J Hypertens. 2015 Aug;33(8):1536-41. doi: 10.1097/HJH.0000000000000570.
In addition to day-to-day variability in blood pressure (BP) or heart rate (HR), N-terminal pro B-type natriuretic peptide (NT-proBNP) has been reported to be a predictor of cardiovascular disease. Here, we tested the hypothesis that day-to-day BP or HR variability calculated as the intraindividual standard deviation (SD) of home BP or HR is associated with elevated NT-proBNP in a cross-sectional study.
Among 664 participants (mean age, 61.9 years; female, 70.5%) from a general Japanese population without a history of heart disease, 86 (13.0%) had NT-proBNP at least 125 pg/ml.
Each 1 SD increase in the SD of home systolic BP (SBP) [odds ratio (OR), 1.82; P < .0001) and in the SD of home HR (OR, 1.44; P = 0.008) were significantly associated with the prevalence of NT-proBNP at least 125 pg/ml after adjustment for possible confounding factors including home SBP and HR. Among the four groups defined by the median SD of home SBP and of home HR, the group with higher SDs in home SBP (≥8.0 mmHg) and HR (≥5.0 bpm) had the greatest OR for the prevalence of NT-proBNP at least 125 pg/ml (OR, 4.80; P = 0007 vs. a reference group with lower SDs of home SBP and HR).

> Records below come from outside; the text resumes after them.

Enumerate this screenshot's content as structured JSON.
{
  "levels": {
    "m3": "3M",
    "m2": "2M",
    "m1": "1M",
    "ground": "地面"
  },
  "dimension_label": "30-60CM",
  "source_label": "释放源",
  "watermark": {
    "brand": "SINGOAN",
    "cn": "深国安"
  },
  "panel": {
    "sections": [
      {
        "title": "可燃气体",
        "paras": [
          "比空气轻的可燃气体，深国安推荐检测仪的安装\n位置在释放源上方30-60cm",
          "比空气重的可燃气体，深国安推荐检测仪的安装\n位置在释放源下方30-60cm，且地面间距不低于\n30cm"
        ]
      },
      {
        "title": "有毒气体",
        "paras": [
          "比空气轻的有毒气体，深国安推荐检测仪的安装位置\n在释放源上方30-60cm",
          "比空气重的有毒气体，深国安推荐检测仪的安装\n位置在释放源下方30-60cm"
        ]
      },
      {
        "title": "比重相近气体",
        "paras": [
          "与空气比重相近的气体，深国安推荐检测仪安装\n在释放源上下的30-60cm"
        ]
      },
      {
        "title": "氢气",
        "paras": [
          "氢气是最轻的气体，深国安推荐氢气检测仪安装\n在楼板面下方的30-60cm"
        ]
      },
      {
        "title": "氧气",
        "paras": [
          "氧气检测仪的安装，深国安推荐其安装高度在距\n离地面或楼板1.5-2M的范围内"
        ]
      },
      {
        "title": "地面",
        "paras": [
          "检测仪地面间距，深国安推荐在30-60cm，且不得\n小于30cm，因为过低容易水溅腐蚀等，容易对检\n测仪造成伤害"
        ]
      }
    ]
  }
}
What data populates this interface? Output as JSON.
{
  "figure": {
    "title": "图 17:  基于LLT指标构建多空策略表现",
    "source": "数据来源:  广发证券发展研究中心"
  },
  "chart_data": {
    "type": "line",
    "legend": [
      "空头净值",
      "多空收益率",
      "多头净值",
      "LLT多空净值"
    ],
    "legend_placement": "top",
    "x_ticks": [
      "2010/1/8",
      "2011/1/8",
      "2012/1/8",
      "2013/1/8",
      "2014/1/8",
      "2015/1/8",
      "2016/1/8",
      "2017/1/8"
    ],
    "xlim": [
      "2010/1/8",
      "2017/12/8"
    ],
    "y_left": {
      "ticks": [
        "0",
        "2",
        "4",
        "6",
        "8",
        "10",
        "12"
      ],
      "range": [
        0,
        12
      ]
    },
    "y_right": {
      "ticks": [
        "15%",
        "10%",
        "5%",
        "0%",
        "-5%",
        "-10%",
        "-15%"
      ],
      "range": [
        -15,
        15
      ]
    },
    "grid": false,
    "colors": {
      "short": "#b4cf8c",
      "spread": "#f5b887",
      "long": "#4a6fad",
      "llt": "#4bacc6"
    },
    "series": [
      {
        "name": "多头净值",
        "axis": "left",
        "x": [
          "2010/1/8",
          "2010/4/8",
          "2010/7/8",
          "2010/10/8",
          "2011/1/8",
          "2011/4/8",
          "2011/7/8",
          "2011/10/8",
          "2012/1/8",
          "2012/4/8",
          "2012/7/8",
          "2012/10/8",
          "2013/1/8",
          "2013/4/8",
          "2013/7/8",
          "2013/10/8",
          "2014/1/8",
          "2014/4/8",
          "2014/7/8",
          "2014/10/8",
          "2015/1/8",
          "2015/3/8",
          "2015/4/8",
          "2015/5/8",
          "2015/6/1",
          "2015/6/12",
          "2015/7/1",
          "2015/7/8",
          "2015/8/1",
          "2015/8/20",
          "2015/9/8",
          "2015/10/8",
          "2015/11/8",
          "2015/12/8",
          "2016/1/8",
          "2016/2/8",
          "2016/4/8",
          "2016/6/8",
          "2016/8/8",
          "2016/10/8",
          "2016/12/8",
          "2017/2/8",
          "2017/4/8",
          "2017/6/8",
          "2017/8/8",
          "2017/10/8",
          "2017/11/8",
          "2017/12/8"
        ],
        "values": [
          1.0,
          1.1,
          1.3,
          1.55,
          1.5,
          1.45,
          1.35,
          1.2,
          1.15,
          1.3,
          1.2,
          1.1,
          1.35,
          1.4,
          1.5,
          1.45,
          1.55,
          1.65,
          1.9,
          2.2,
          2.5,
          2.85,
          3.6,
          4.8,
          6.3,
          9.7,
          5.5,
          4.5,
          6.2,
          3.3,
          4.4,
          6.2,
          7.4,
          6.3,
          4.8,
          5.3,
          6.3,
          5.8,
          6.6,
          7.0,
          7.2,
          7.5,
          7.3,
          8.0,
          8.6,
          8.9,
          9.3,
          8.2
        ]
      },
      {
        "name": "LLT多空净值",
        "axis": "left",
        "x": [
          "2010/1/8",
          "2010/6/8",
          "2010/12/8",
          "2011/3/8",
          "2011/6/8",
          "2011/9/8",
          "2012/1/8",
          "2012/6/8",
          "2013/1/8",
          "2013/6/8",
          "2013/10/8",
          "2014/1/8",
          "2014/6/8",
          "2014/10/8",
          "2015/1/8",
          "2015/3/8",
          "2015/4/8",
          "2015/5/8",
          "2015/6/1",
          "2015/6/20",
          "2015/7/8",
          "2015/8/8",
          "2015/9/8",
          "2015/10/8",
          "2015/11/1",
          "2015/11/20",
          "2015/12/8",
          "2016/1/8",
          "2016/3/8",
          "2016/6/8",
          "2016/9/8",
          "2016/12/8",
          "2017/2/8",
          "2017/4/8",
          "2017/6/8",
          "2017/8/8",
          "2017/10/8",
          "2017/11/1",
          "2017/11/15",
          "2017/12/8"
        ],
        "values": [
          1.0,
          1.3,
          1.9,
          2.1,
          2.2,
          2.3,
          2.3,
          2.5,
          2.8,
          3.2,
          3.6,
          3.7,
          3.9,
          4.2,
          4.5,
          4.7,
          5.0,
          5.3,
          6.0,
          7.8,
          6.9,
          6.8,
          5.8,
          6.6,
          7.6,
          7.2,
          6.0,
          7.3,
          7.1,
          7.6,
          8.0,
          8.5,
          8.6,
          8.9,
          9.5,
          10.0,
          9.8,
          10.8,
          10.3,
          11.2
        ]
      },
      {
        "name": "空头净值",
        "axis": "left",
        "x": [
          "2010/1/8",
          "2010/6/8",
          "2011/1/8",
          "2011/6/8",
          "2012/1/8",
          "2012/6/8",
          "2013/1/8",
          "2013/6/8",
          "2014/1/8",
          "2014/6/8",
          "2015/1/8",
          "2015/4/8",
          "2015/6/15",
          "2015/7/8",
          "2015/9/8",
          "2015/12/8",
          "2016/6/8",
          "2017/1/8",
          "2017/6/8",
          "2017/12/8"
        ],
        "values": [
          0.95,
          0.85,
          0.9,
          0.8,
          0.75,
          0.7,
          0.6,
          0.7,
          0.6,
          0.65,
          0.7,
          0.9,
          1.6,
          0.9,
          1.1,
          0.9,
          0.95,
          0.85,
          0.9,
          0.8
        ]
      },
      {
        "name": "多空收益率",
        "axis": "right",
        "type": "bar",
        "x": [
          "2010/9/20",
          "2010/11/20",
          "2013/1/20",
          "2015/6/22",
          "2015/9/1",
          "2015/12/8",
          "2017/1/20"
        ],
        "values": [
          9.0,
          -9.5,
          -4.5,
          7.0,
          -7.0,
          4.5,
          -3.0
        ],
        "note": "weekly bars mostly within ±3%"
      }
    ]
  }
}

These results suggest that day-to-day variability in BP and HR may be associated with target-organ damage or complications, which can lead to an elevated NT-proBNP level. An elevated NT-proBNP level may be involved in the prognostic significance of day-to-day variability in BP or HR.
除了血压(BP)或心率(HR)的日常变异性外,有报道称N末端B型利钠肽原(NT-proBNP)是心血管疾病的一个预测指标。在此,我们在一项横断面研究中检验了这样一个假设,即作为家庭血压或心率的个体内标准差(SD)计算得出的日常血压或心率变异性与NT-proBNP升高有关。
在664名来自无心脏病史的日本普通人群的参与者中(平均年龄61.9岁;女性占70.5%),86人(13.0%)的NT-proBNP至少为125 pg/ml。
在对包括家庭收缩压(SBP)和心率在内的可能混杂因素进行调整后,家庭收缩压标准差每增加1个标准差[比值比(OR),1.82;P<0.0001]以及家庭心率标准差每增加1个标准差(OR,1.44;P = 0.008)均与NT-proBNP至少为125 pg/ml的患病率显著相关。在根据家庭收缩压和心率的中位数标准差定义的四组中,家庭收缩压(≥8.0 mmHg)和心率(≥5.0 bpm)标准差较高的组NT-proBNP至少为125 pg/ml的患病率的OR最高(OR,4.80;与家庭收缩压和心率标准差较低的参照组相比,P = 0.007)。
这些结果表明,血压和心率的日常变异性可能与靶器官损害或并发症有关,这可能导致NT-proBNP水平升高。NT-proBNP水平升高可能与血压或心率日常变异性的预后意义有关。